Over the last five years, the survey has found that the cost of care for seniors has increased four percent every year. Just last year, the cost of care for an ailing senior was only $87,600, compared to the $91,250 this year.
The National Council on Aging released a statement, saying that “Most people don’t realize how expensive this care can be until a parent or family member needs it . . . and then it’s a real shock.” The survey looks at a variety of long-term care services provided around the United States, including nursing home care, adult day care, and home health aides. The survey found that nursing home rates are increasing the fastest at twice the rate of inflation over the last five years. Now, one year in a nursing home costs three times the average cost of tuition for one year at a private university.

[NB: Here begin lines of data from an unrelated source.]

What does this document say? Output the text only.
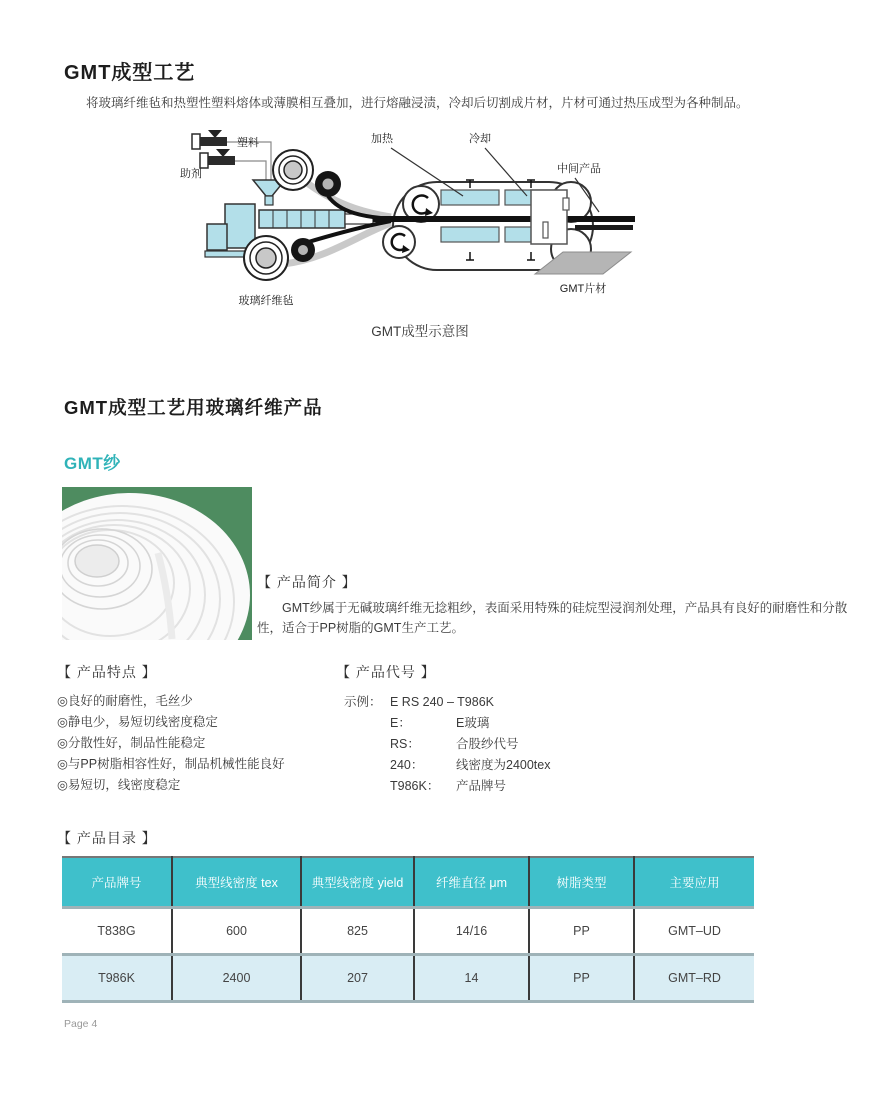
GMT成型工艺
将玻璃纤维毡和热塑性塑料熔体或薄膜相互叠加，进行熔融浸渍，冷却后切割成片材，片材可通过热压成型为各种制品。
塑料
助剂
加热	冷却
中间产品
玻璃纤维毡
GMT片材
GMT成型示意图
GMT成型工艺用玻璃纤维产品
GMT纱
【 产品简介 】
GMT纱属于无碱玻璃纤维无捻粗纱，表面采用特殊的硅烷型浸润剂处理，产品具有良好的耐磨性和分散性，适合于PP树脂的GMT生产工艺。
【 产品特点 】
◎良好的耐磨性，毛丝少
◎静电少，易短切线密度稳定
◎分散性好，制品性能稳定
◎与PP树脂相容性好，制品机械性能良好
◎易短切，线密度稳定
【 产品代号 】
示例： E RS 240 – T986K
E：	E玻璃
RS：	合股纱代号
240：	线密度为2400tex
T986K：	产品牌号
【 产品目录 】
产品牌号	典型线密度 tex	典型线密度 yield	纤维直径 μm	树脂类型	主要应用
T838G	600	825	14/16	PP	GMT–UD
T986K	2400	207	14	PP	GMT–RD
Page 4
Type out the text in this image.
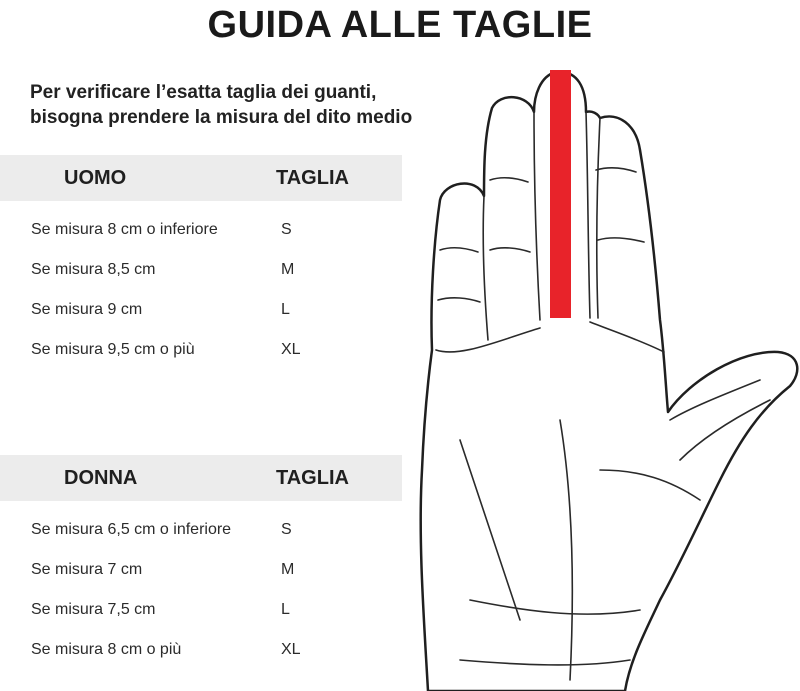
GUIDA ALLE TAGLIE
Per verificare l’esatta taglia dei guanti,
bisogna prendere la misura del dito medio
UOMO	TAGLIA
Se misura 8 cm o inferiore	S
Se misura 8,5 cm	M
Se misura 9 cm	L
Se misura 9,5 cm o più	XL
DONNA	TAGLIA
Se misura 6,5 cm o inferiore	S
Se misura 7 cm	M
Se misura 7,5 cm	L
Se misura 8 cm o più	XL
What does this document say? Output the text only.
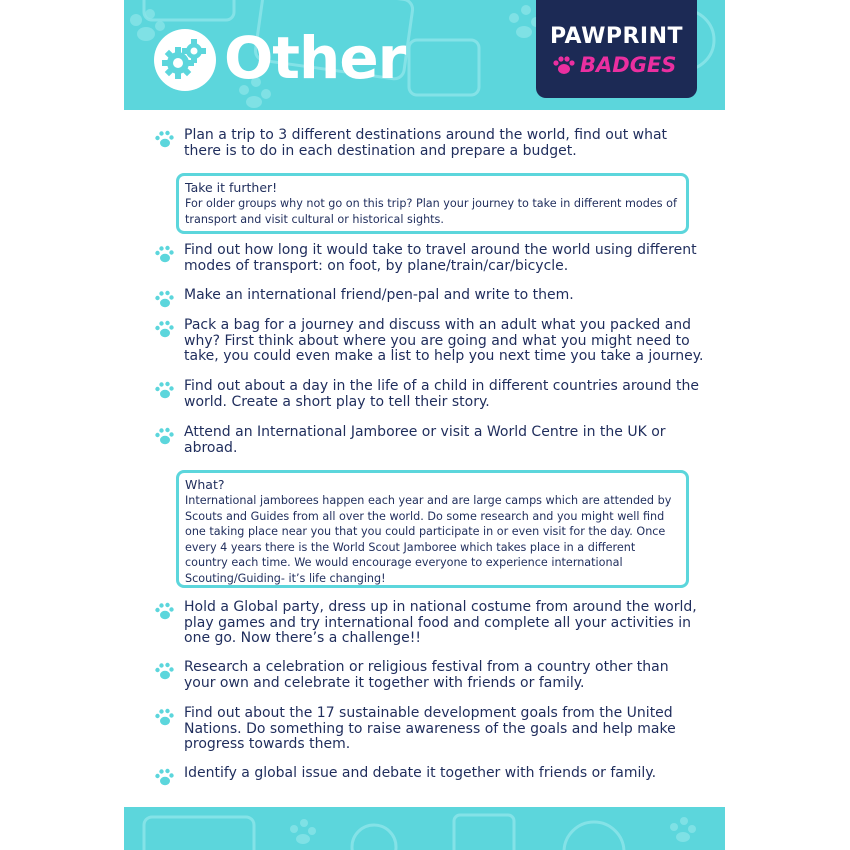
Other	PAWPRINT
BADGES
Plan a trip to 3 different destinations around the world, find out what there is to do in each destination and prepare a budget.
Take it further!
For older groups why not go on this trip? Plan your journey to take in different modes of transport and visit cultural or historical sights.
Find out how long it would take to travel around the world using different modes of transport: on foot, by plane/train/car/bicycle.
Make an international friend/pen-pal and write to them.
Pack a bag for a journey and discuss with an adult what you packed and why? First think about where you are going and what you might need to take, you could even make a list to help you next time you take a journey.
Find out about a day in the life of a child in different countries around the world. Create a short play to tell their story.
Attend an International Jamboree or visit a World Centre in the UK or abroad.
What?
International jamborees happen each year and are large camps which are attended by Scouts and Guides from all over the world. Do some research and you might well find one taking place near you that you could participate in or even visit for the day. Once every 4 years there is the World Scout Jamboree which takes place in a different country each time. We would encourage everyone to experience international Scouting/Guiding- it’s life changing!
Hold a Global party, dress up in national costume from around the world, play games and try international food and complete all your activities in one go. Now there’s a challenge!!
Research a celebration or religious festival from a country other than your own and celebrate it together with friends or family.
Find out about the 17 sustainable development goals from the United Nations. Do something to raise awareness of the goals and help make progress towards them.
Identify a global issue and debate it together with friends or family.
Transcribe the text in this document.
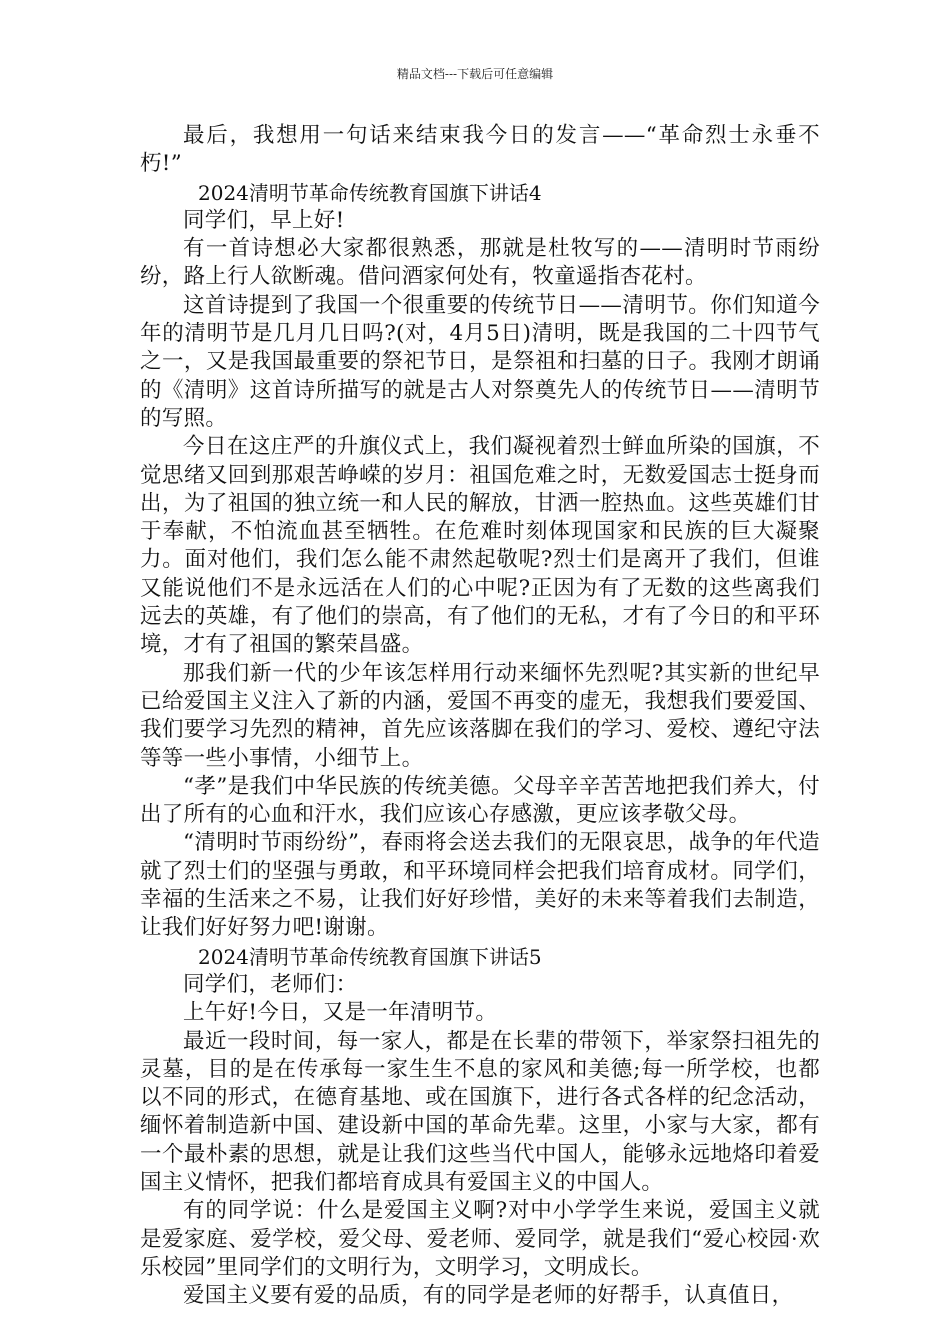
精品文档---下载后可任意编辑

最后，我想用一句话来结束我今日的发言——“革命烈士永垂不朽!”

2024清明节革命传统教育国旗下讲话4

同学们，早上好!

有一首诗想必大家都很熟悉，那就是杜牧写的——清明时节雨纷纷，路上行人欲断魂。借问酒家何处有，牧童遥指杏花村。

这首诗提到了我国一个很重要的传统节日——清明节。你们知道今年的清明节是几月几日吗?(对，4月5日)清明，既是我国的二十四节气之一，又是我国最重要的祭祀节日，是祭祖和扫墓的日子。我刚才朗诵的《清明》这首诗所描写的就是古人对祭奠先人的传统节日——清明节的写照。

今日在这庄严的升旗仪式上，我们凝视着烈士鲜血所染的国旗，不觉思绪又回到那艰苦峥嵘的岁月：祖国危难之时，无数爱国志士挺身而出，为了祖国的独立统一和人民的解放，甘洒一腔热血。这些英雄们甘于奉献，不怕流血甚至牺牲。在危难时刻体现国家和民族的巨大凝聚力。面对他们，我们怎么能不肃然起敬呢?烈士们是离开了我们，但谁又能说他们不是永远活在人们的心中呢?正因为有了无数的这些离我们远去的英雄，有了他们的崇高，有了他们的无私，才有了今日的和平环境，才有了祖国的繁荣昌盛。

那我们新一代的少年该怎样用行动来缅怀先烈呢?其实新的世纪早已给爱国主义注入了新的内涵，爱国不再变的虚无，我想我们要爱国、我们要学习先烈的精神，首先应该落脚在我们的学习、爱校、遵纪守法等等一些小事情，小细节上。

“孝”是我们中华民族的传统美德。父母辛辛苦苦地把我们养大，付出了所有的心血和汗水，我们应该心存感激，更应该孝敬父母。

“清明时节雨纷纷”，春雨将会送去我们的无限哀思，战争的年代造就了烈士们的坚强与勇敢，和平环境同样会把我们培育成材。同学们，幸福的生活来之不易，让我们好好珍惜，美好的未来等着我们去制造，让我们好好努力吧!谢谢。

2024清明节革命传统教育国旗下讲话5

同学们，老师们：

上午好!今日，又是一年清明节。

最近一段时间，每一家人，都是在长辈的带领下，举家祭扫祖先的灵墓，目的是在传承每一家生生不息的家风和美德;每一所学校，也都以不同的形式，在德育基地、或在国旗下，进行各式各样的纪念活动，缅怀着制造新中国、建设新中国的革命先辈。这里，小家与大家，都有一个最朴素的思想，就是让我们这些当代中国人，能够永远地烙印着爱国主义情怀，把我们都培育成具有爱国主义的中国人。

有的同学说：什么是爱国主义啊?对中小学学生来说，爱国主义就是爱家庭、爱学校，爱父母、爱老师、爱同学，就是我们“爱心校园·欢乐校园”里同学们的文明行为，文明学习，文明成长。

爱国主义要有爱的品质，有的同学是老师的好帮手，认真值日，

Paying for the Costs of Care
The main question that arises from the annual report is who will pay for the enormous nursing home bill? Many seniors believe that their Medicare coverage will cover the costs in a long-term care facility, but in actuality the program does not. Medicare only covers short-term care costs, like recovery after surgery, but not long-term stays in a nursing home or other community.
Medicaid is an option for seniors, but the program requires that an applicant have less than $2000 in assets before qualifying for the program. This means spending down almost all of your loved one’s money before they can participate and handling complicated estate planning matters. One final option is the purchase of long-term care insurance, where the insurance company covers the costs of long-term care; however, most policies need to be purchased years or decades in advance in order to qualify with a decent premium rate.
Regardless of who is covering the costs of care, the annual Cost of Care report highlights the problems with the increasing cost of long-term care for seniors in the United States. With costs far outpacing the regular inflation rates, simply affording decent long-term care will be a significant issue for millions of seniors in the near future, affecting them and their loved ones seeking long-term care.